Satchel Paige


Satchel Paige : biography

July 7, 1906 – June 8, 1982

On August 1, 1941, Paige made his first appearance in the East–West All Star Game in five years, collecting 305,311 votes, 40,000 more than the next highest player, Buck Leonard. Paige entered the game at the start of the eighth inning with the East leading 8–1 and pitched the last two innings. The only hit he gave up was a slow roller to the NNL’s new starting catcher, the Baltimore Elite Giants’ Roy Campanella.Ribowsky 1994, pp. 201–202.

With America’s entrance into World War II, Dizzy Dean came out of retirement, forming an all-star team consisting of recently drafted white major league and minor league players. On May 24, Dean faced Paige and the Monarchs in an exhibition game at Wrigley Field, the first time a black team ever played at Wrigley. The Monarchs defeated Dean’s All-Stars 3–1 in front of a crowd of 29,775. On May 31, Paige teamed up with the Homestead Grays to face Dean’s All-Stars again before 22,000 fans at Griffith Stadium. The Grays won 8–1, with Paige striking out seven (including Washington Senators star Cecil Travis) in five innings of work.Snyder 2003, pp. 114–116.

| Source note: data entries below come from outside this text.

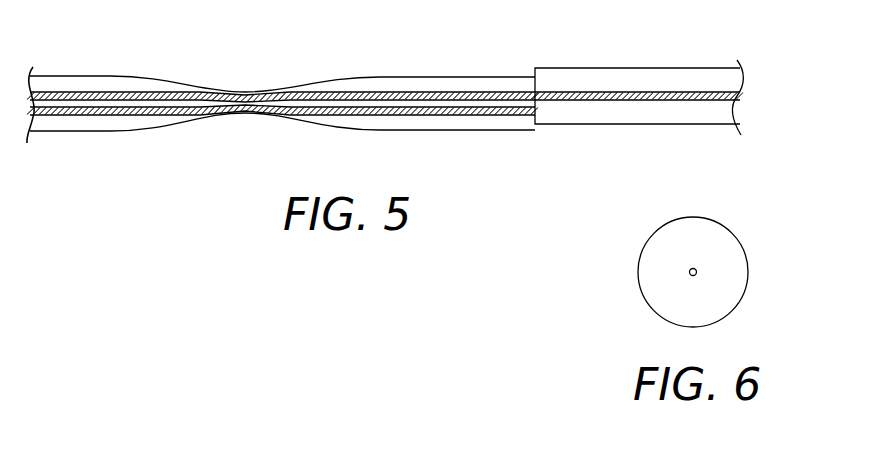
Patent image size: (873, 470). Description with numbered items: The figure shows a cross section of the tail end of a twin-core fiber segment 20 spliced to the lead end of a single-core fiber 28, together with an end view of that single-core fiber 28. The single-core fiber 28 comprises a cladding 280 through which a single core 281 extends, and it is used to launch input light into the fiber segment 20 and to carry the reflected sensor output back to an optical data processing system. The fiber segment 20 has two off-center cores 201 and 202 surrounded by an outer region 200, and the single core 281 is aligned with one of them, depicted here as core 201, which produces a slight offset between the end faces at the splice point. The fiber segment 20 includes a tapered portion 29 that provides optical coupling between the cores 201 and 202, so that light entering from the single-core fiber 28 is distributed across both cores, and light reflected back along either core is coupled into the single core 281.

In FIG. 5, the twin-core fiber segment 20 is at (282, 88).
In FIG. 5, the tapered portion 29 is at (246, 80).
In FIG. 5, the outer sheath 200 is at (421, 86).
In FIG. 5, the core 201 is at (449, 97).
In FIG. 5, the core 202 is at (455, 112).
In FIG. 5, the single-core fiber 28 is at (660, 79).
In FIG. 6, the single-core fiber 28 is at (693, 260).
In FIG. 5, the cladding 280 is at (742, 72).
In FIG. 6, the cladding 280 is at (679, 257).
In FIG. 5, the core 281 is at (741, 96).
In FIG. 6, the core 281 is at (696, 271).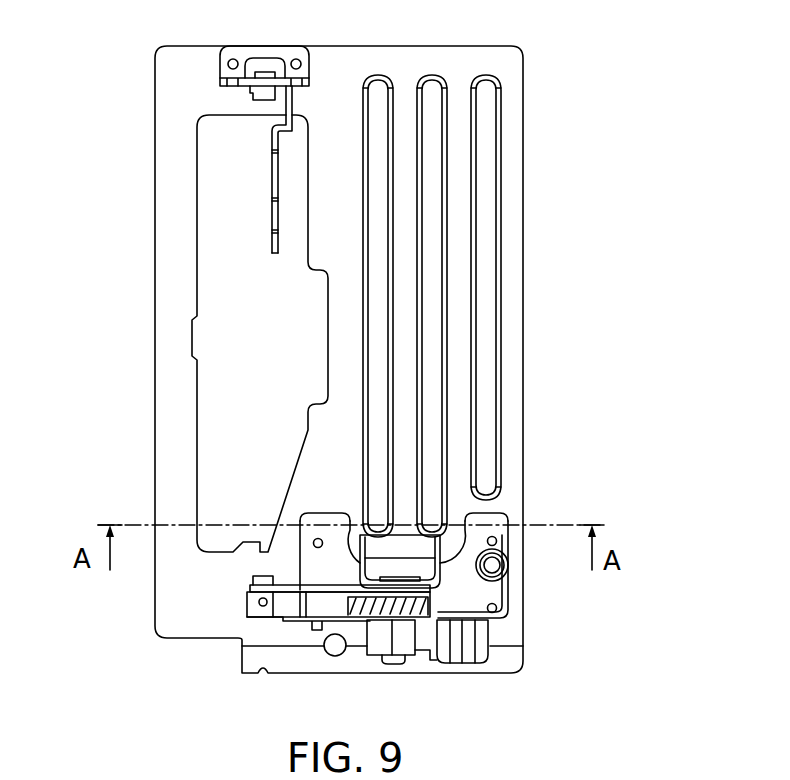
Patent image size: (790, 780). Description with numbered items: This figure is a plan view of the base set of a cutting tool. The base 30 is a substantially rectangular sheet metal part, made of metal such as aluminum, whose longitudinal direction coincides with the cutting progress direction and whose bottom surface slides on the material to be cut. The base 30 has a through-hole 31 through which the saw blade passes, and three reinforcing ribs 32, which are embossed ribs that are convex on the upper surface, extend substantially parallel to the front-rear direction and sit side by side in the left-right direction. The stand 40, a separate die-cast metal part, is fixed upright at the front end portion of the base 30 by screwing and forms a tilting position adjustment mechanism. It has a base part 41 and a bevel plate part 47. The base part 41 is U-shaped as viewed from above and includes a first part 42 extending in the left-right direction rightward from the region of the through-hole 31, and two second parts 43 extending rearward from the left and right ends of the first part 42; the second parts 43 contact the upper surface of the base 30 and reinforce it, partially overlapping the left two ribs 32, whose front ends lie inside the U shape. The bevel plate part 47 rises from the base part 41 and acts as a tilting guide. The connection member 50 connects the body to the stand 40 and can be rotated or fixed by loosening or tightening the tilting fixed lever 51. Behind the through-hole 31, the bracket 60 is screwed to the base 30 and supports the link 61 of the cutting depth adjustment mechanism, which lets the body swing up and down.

The base 30 is at (156, 639).
The through-hole 31 is at (208, 330).
The reinforcing rib 32 is at (376, 183).
The stand 40 is at (248, 620).
The base part 41 is at (514, 518).
The first part 42 is at (425, 570).
The second part 43 is at (321, 517).
The bevel plate part 47 is at (337, 657).
The connection member 50 is at (435, 583).
The tilting fixed lever 51 is at (478, 655).
The bracket 60 is at (232, 52).
The link 61 is at (274, 183).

In the 1942 East-West All-Star Game, Paige entered in the top of the seventh with the score tied 2–2. Pitching the last three innings, he allowed three runs on five hits and was charged with the loss in the 5–2 game.Clark and Lester 1994, p. 249.

1942 Negro World Series

The Monarchs won the Negro American League pennant again in 1942. For the first time since 1927, the champions of the two leagues, Kansas City and Washington/Homestead, met in the Negro World Series. Paige started game one in Washington and pitched five shutout innings. The Monarchs scored their first run in the top of the sixth. In the bottom of the frame, Jack Matchett relieved Paige and finished the game, with Kansas City adding seven more runs to win 8–0.Holway 2001, p. 398; Peterson 1984, p. 138; Snyder 2003, pp. 140–141 .

Game two was played two days later in Pittsburgh, and a highlight was Paige’s dramatic showdown with Josh Gibson. In the bottom of the sixth, Paige relieved starter Hilton Smith with the Monarchs ahead 2–0. In the seventh inning, he gave up three singles and faced Gibson with the bases loaded and two outs. Gibson fouled off the first two pitches, then whiffed on the third. When Paige told the story in his autobiography, he mythologized the story. According to Paige, the strikeout came in the ninth inning with a one-run lead, and he walked the three batters ahead of Gibson in order to face him.Paige and Lipman 1993, p. 152. The mythical version was retold by Buck Leonard and Buck O’Neil in their memoirs.Tye 2009, p. 250. In the actual game, the Monarchs added three runs in the top of the eighth to take a 5–0 lead, then Paige gave up four in the bottom of the frame to make it 5–4. The Monarchs added another three in the top of the ninth and won 8–4.

After two days rest, Paige started game three, which was played in Yankee Stadium. Paige gave up two runs in the first and was pulled after two innings. Matchett pitched the remainder of the game, which the Monarchs won, 9–3, giving them a 3–0 lead in the series. The next series game was played a week later in Kansas City. When the injury-plagued Grays brought in star players from other teams, including pitcher Leon Day, second baseman Lenny Pearson, and outfielder Ed Stone of the Newark Eagles and shortstop Bus Clarkson of the Philadelphia Stars, the Monarchs played under protest. Day and Paige both pitched complete games, with Paige giving up four runs on eight hits and Day giving up one run on five hits for a Grays victory. The Monarchs’ protest was upheld and the game was disallowed. Game four took place in Shibe Park in Philadelphia, and Paige was scheduled to start, but he did not show up until the fourth inning. According to his autobiography, Paige was delayed in Lancaster, Pennsylvania by an arrest for speeding.Paige and Lipman 1993, pp. 146–148. The Grays had taken a 5–4 lead, and Paige immediately entered the game. In the remainder of the game, he did not allow a hit or a run and struck out six, while the Monarchs’ hitters scored two runs in the seventh to take the lead and three more in the eighth to win, 9–5, and sweep the series. Paige had pitched in all four official games in the Series (as well as one unofficial one), going 16 innings, striking out 18, and giving up eight hits and six runs.